Der gemeinsame Wasserhochbehälter kann nach den aktuellen Regeln der Technik am gewählten Hochpunkt im Ilmmünster neben dem Bestandsbehälter am besten gebaut werden. Jede Gemeinde kann nach Fertigstellung des neuen Wasserhochbehälters kurzfristig einen Ausfall des Brunnens / der Wasseraufbereitung der Nachbargemeinde überbrücken und liefert somit doppelte Redundanz (Brunnenförderung und Trinkwasserspeicher). Derzeit hat jede Gemeinde nur einen Brunnen.
Widerlegung der Aussage eines Bürgers: „Man braucht keinen Trinkwasserhochbehälter, Drucksteigerungspumpen reichen aus.“
Derzeit hängt eine Pumpe ca. 100 m tief im Brunnenschacht. Fällt diese aus, müsste sie mit einem Kran gehoben werden. In dieser Zeit würde kein Wasser zur Verfügung stehen. Das Tertiärwasser muss aufbereitet werden. Es ist sauerstoffarm und mit Mangan und Eisen angereichert. Kommen diese Metalle an der Oberfläche in Kontakt mit Sauerstoff, oxidieren sie und „verockern“, d. h. die Metalle lagern sich ab. In den Wasserhäusern wird dieses Tiefenwasser deshalb mit Sauerstoff verwirbelt, kann oxidieren und gelangt erst dann in die Wasserleitungen. Das Wasser kann entsprechend nicht direkt aus den Brunnen ins Netz gepumpt werden.
Würde zudem ein Brunnen mit stark wechselnden Entnahmemengen belastet und der Grundwasserspiegel sich im Schacht ständig heben und senken, würde auch der Brunnen „verockern“. Für einen Tiefbrunnen ist es das Beste, wenn gleichmäßig entnommen wird, da er ansonsten schnell defekt wird.
Widerlegung der Aussage eines Bürgers: „Der gemeinsame Trinkwasserspeicher ist zu groß bemessen.“
2016 wurden zur Berechnung des Vorentwurfs zum neuen gemeinsamen Wasserhochbehälter die damals aktuellen Verbrauchsdaten zugrunde gelegt.
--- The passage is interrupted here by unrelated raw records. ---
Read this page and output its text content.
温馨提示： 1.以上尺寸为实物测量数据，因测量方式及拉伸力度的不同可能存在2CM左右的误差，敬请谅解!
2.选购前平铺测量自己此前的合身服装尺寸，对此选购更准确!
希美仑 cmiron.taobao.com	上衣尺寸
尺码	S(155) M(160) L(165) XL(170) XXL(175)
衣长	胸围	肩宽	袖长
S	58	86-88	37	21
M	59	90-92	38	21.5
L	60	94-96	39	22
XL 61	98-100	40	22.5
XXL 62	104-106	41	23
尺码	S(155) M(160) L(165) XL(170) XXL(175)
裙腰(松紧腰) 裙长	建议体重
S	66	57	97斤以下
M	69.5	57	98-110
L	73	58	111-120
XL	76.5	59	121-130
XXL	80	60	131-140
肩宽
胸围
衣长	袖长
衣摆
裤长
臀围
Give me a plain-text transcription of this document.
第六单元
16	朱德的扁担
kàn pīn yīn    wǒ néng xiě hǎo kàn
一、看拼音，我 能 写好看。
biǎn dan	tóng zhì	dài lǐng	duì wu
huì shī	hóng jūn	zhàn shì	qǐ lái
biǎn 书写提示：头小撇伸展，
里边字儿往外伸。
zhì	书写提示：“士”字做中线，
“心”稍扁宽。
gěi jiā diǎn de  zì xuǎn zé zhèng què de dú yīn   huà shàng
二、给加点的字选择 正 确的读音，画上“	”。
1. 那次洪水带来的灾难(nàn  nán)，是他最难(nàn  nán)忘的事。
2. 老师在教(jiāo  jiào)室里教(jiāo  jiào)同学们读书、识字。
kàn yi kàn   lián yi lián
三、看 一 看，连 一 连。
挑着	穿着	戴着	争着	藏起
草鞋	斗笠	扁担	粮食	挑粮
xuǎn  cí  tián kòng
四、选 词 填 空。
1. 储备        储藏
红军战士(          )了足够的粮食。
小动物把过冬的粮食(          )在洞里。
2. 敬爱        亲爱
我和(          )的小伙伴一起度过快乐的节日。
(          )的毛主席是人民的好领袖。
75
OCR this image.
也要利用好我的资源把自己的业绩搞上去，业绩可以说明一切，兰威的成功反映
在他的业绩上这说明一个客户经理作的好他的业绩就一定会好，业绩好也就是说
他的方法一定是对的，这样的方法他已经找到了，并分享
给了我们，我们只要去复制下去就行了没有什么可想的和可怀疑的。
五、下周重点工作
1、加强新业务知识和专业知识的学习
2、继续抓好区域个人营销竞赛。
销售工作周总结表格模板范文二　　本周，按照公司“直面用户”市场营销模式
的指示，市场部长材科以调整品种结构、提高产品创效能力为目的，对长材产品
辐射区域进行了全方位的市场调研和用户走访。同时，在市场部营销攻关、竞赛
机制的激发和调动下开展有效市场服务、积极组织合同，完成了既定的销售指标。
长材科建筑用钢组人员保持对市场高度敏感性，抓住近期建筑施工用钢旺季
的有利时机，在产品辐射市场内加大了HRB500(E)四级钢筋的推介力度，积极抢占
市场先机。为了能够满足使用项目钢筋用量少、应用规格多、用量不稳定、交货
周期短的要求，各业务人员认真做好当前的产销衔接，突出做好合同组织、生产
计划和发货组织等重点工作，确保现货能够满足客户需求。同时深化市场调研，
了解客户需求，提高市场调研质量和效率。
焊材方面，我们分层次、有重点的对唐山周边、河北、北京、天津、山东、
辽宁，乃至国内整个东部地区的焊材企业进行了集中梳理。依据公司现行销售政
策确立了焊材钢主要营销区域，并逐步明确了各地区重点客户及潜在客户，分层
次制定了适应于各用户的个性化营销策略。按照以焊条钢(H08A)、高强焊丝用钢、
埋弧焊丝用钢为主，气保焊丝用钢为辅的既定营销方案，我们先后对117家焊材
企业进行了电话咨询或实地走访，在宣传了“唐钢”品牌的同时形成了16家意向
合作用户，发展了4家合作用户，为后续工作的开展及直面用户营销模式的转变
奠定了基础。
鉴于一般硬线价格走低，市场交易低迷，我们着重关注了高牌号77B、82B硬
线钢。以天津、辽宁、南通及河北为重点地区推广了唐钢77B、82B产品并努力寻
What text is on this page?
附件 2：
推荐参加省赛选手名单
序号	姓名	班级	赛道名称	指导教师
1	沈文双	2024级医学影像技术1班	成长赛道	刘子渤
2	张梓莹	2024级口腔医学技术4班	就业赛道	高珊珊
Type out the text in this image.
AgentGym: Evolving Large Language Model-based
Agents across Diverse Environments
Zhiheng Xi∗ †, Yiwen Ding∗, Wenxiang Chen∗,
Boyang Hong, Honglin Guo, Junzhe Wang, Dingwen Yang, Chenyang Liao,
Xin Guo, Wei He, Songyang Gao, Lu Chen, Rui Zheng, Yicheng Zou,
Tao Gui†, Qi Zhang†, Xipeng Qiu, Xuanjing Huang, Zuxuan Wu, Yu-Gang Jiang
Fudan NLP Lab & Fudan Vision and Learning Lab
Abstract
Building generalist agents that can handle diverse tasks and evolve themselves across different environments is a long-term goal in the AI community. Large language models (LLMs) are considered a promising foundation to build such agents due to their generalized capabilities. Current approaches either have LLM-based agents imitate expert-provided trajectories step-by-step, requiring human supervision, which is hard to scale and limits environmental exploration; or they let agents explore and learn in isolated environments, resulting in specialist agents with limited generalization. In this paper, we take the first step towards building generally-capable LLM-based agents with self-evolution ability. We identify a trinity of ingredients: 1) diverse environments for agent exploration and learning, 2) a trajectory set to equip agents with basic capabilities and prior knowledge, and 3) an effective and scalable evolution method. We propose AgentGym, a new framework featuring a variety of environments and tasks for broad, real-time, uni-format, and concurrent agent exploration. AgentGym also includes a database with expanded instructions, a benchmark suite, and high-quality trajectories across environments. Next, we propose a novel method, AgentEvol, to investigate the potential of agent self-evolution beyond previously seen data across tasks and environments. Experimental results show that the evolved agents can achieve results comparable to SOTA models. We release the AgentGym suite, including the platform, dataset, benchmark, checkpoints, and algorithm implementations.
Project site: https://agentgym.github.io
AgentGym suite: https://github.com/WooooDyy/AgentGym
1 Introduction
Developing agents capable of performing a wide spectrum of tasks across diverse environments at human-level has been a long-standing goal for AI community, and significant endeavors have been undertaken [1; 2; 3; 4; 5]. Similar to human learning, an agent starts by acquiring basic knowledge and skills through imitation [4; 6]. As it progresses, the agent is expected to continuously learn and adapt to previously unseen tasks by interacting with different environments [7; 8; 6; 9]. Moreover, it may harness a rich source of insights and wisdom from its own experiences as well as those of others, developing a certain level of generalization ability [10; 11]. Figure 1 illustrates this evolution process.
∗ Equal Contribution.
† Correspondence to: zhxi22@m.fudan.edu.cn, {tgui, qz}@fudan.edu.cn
Bei einer jährlichen Verbrauchssteigerung von 2-3 % ergab sich eine Speichergröße von 1.959 m³. Die jährliche Steigerung des Wasserbrauchs ist zwischenzeitlich auf 1 %, auch aufgrund von sparsameren Elektrogeräten (Waschmaschinen usw.) gesunken. Dadurch ergibt sich eine neue Speichergröße von 1.540 m³. Der Speicher ist aktuell auf 2 x 750 m³ Kammern ausgelegt. Die beiden alten Speicher in den VG-Gemeinden verfügen bereits jetzt über knapp 1.200 m³.
Anschließend zum Vortrag von Herrn Ingenieur Kienlein führte der Gemeinderat zu diesem Thema eine Diskussion, deren Inhalt Sie im Bürgerinformationssystem oder unter folgendem https://buergerinfo-vg-ilmmuenster.digitalfabrix.de/info.asp oder unter dem nachfolgendem QR-Code nachlesen können.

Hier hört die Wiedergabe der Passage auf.